[SciPy-User] How to estimate error in polynomial coefficients from scipy.polyfit?

alan at ajackson.org alan at ajackson.org
Sun Mar 28 14:36:53 EDT 2010


Crack permeability goes like the third power of the opening (that is,
fluid flow through cracks - think gas or oil in a fractured rock). 

And for many problems, the Taylor expansion might appropriately be taken out to
third order. Sometimes the even orders cancel out so to get the first
non-linear effects you have to go to third order. Can't think of a specific
offhand, but I've seen it quite a few times.

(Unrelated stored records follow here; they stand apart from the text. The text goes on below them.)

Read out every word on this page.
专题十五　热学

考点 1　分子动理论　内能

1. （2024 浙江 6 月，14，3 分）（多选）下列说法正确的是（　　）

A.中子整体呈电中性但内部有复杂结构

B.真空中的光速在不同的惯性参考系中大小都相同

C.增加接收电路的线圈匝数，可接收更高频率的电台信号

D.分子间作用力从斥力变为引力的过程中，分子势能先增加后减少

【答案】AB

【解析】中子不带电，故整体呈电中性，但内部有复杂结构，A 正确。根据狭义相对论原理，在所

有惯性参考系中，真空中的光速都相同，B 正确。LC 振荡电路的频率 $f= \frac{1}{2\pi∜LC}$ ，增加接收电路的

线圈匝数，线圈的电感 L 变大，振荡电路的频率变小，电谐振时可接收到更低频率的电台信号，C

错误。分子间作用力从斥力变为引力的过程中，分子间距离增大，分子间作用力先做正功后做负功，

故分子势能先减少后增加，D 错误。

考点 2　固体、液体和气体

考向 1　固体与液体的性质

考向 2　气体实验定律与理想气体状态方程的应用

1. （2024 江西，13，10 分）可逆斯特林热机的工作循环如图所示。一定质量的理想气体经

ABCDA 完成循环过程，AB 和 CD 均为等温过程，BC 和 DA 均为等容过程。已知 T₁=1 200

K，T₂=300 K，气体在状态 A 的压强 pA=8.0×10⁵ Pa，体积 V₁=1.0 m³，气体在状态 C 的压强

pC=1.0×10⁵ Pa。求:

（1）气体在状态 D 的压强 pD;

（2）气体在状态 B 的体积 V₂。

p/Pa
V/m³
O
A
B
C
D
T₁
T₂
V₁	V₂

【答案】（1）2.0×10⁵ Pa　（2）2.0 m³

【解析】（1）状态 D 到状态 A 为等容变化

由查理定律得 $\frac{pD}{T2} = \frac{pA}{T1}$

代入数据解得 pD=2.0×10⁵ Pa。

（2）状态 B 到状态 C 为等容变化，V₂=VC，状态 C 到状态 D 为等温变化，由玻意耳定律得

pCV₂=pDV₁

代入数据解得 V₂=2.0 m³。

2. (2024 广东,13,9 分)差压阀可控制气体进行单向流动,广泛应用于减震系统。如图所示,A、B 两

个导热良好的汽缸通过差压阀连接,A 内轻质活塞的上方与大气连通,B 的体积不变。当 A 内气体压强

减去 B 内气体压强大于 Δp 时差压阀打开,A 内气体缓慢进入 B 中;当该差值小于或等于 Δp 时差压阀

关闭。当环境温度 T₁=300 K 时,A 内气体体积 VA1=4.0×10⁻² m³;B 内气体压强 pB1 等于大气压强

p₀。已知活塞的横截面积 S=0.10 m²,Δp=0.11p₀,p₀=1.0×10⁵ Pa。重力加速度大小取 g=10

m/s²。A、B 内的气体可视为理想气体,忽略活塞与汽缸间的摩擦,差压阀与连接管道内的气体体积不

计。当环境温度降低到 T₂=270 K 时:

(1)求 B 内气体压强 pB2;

>I'm no expert, but the power required to overcome aerodynamic drag varies with the cube of speed -- though the physics behind that is pretty well understood.
>
>I guess if you were doing a bulk estimate of all of the other factors (fluid density & viscosity, drag coeff, etc) this would be an applicable use case.
>
>Like I said, I'm hardly an expert...
>-paul h.
>
># -------------------------
>From: scipy-user-bounces at scipy.org [mailto:scipy-user-bounces at scipy.org] On Behalf Of David Goldsmith
>Sent: Thursday, March 25, 2010 8:41 PM
>To: SciPy Users List
>Subject: Re: [SciPy-User] How to estimate error in polynomial coefficients from scipy.polyfit?
>
>[snip]
>
>On this note, perhaps some of our experts might care to comment: what "physics" (in a generalized sense) gives rise to a polynomial dependency of degree higher than two?  The only generic thing I can think of is something where third or higher order derivatives proportional to the independent variable are important, and those are pretty uncommon.